Hello and welcome to the latest in our series of risk and compliance videos. I'm John Coley and I'm here today with Christian Blackwell to talk about regulator mandated reviews.
So Christian, I guess a good starting point with this I guess from view is how you approach such a review and your mind set, so do you want to talk through your sort of key thoughts around that?
That's really important and a key element. We should be being open and proactive, that's really important. Don't try and be evasive or argue a point unnecessarily. You have to remember why these reviews are in place, be it the FCA or the FRB or any other regulator. They are a tool used to try and gather more information about specific issues or a theme in the industry. So don't be frightened or intimidated, it's a process that they're doing through. The second is don't hide from it. Be proactive, really engage, engage a team early, get the right people around the business involved and don't shy away from it. If you are unsure about anything, ask questions. The regulator will not criticise you for trying to find out more information of what the scope is.

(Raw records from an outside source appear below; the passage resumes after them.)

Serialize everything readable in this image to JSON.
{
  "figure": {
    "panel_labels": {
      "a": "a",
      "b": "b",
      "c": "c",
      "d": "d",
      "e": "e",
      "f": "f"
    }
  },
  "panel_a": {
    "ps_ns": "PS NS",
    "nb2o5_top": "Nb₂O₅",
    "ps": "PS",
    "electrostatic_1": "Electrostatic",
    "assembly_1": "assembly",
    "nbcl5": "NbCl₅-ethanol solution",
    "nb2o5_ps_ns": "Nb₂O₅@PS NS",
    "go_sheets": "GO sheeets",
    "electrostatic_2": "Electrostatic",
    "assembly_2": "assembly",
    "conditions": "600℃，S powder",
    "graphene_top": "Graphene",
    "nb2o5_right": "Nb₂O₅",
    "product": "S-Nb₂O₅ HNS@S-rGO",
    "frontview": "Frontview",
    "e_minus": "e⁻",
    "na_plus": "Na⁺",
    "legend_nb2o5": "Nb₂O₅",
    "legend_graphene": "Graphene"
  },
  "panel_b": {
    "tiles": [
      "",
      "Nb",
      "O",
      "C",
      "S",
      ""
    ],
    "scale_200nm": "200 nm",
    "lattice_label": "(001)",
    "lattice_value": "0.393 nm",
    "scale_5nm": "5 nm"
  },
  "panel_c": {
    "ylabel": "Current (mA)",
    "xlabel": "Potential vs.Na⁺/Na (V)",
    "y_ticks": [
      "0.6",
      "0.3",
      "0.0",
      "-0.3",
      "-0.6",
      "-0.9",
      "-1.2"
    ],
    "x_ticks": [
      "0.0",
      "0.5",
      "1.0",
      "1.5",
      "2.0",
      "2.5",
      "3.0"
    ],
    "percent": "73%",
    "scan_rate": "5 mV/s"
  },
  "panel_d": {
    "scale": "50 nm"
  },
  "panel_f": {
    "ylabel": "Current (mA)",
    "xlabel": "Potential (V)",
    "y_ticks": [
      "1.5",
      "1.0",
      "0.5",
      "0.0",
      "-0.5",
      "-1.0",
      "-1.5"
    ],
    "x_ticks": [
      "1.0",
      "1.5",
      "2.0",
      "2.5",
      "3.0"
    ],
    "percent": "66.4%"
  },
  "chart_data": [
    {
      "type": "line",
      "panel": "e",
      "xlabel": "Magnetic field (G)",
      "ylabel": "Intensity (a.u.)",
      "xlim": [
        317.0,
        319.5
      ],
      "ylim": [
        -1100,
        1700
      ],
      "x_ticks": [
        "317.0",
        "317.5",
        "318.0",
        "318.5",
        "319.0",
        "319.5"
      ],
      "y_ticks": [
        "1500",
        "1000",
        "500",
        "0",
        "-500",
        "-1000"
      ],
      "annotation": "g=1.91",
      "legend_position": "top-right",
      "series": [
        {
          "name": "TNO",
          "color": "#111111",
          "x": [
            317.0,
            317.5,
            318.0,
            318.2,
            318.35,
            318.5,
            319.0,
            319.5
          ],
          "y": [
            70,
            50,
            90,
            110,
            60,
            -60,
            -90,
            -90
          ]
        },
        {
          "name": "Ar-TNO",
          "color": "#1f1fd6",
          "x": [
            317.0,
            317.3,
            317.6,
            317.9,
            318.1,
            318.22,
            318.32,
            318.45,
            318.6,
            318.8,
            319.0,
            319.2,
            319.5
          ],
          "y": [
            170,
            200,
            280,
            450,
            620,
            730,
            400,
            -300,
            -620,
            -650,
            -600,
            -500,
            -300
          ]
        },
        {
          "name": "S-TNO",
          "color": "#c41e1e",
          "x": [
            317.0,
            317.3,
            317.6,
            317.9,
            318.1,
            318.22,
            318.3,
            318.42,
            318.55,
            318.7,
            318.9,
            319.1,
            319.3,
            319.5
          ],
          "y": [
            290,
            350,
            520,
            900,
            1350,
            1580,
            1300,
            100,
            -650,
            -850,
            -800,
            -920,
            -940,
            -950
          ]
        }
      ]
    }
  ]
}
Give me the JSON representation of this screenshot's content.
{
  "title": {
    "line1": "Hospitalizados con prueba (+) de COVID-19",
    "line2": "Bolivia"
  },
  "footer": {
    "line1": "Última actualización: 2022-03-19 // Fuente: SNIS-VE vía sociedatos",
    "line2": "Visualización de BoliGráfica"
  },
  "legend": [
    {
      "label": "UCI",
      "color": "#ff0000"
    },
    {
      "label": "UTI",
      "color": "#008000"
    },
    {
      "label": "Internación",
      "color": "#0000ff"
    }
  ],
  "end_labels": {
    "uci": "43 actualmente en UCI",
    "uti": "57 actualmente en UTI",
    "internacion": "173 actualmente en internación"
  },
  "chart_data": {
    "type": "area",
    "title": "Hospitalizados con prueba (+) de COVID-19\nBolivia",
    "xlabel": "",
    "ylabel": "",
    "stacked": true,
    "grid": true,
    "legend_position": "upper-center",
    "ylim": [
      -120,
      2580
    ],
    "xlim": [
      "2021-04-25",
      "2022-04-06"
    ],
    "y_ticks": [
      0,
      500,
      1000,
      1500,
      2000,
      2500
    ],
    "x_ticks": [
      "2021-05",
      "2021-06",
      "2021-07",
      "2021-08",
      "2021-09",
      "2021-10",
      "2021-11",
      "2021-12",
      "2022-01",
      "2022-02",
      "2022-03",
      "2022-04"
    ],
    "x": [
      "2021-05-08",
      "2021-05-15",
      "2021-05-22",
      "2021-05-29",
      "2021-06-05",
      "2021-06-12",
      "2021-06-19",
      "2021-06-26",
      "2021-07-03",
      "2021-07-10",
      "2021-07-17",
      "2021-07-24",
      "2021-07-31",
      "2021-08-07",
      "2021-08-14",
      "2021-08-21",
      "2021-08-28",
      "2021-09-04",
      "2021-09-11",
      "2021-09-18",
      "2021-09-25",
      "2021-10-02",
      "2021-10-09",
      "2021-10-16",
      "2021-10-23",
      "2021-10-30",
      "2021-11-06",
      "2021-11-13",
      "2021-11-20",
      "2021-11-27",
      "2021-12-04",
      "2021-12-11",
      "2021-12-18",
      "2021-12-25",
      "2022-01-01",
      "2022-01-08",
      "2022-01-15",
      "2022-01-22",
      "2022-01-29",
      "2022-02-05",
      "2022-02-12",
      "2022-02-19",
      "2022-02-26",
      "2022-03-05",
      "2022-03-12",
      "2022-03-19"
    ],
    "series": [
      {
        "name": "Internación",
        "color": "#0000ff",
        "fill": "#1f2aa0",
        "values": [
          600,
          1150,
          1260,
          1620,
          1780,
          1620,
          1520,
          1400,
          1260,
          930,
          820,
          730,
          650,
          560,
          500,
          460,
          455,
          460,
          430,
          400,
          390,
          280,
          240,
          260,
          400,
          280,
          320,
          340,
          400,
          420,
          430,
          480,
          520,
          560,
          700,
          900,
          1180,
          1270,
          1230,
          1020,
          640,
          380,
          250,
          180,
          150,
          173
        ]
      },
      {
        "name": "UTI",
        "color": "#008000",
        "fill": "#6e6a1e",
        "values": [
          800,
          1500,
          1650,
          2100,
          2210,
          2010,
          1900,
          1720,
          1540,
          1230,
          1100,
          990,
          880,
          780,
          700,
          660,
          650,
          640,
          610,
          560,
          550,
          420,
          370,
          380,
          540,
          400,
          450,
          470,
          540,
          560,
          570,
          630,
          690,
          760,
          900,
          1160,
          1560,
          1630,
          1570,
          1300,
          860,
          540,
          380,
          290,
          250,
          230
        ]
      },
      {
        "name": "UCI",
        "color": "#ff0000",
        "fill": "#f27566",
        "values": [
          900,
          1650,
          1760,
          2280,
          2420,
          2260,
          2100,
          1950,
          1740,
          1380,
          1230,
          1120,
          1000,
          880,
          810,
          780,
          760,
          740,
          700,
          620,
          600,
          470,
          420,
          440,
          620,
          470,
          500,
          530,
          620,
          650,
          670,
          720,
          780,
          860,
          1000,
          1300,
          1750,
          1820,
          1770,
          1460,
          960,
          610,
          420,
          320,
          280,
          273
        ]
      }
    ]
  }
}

And I guess within such reviews there can be lots of things going on. They could be information requests from regulators, requests for meetings, what should firms be really focusing on? What should they have at the top of their minds?
Companies should focus on customer outcomes and that is what the regulators are focused on. So they should be focused on that. Don't try and argue detailed systems points or making excuses but thinking about how what they are doing day to day affects customers, will help them and if they can actually come up with ways of, creative ways of actually remediating issues that may have happened, that will benefit customers, regulators are likely to listen to that.
Going through a regulatory review, there can be a lot of things happening, you know it can be a bit emotional for some firms at times which is quite natural, so in the context of staying positive, how can firms best use these as a tool to improve themselves and make their firms as good as they can be?
I think there's a couple of things. I think you should choose your advisers very carefully and early in the process. People have been through this before with other firms. Companies that have a very good relationship with the regulator and can facilitate the tripartite discussions that need to take place. Also I think a key area which firms often they feel like this is being done to them but it's actually an opportunity if looked at in the right way. I think a firm, it's difficult to get a budget to get change quite often and this is an actual opportunity to more the business forward which will benefit both the business themselves if done rightly in more efficient processes and also ultimately better customer outcomes.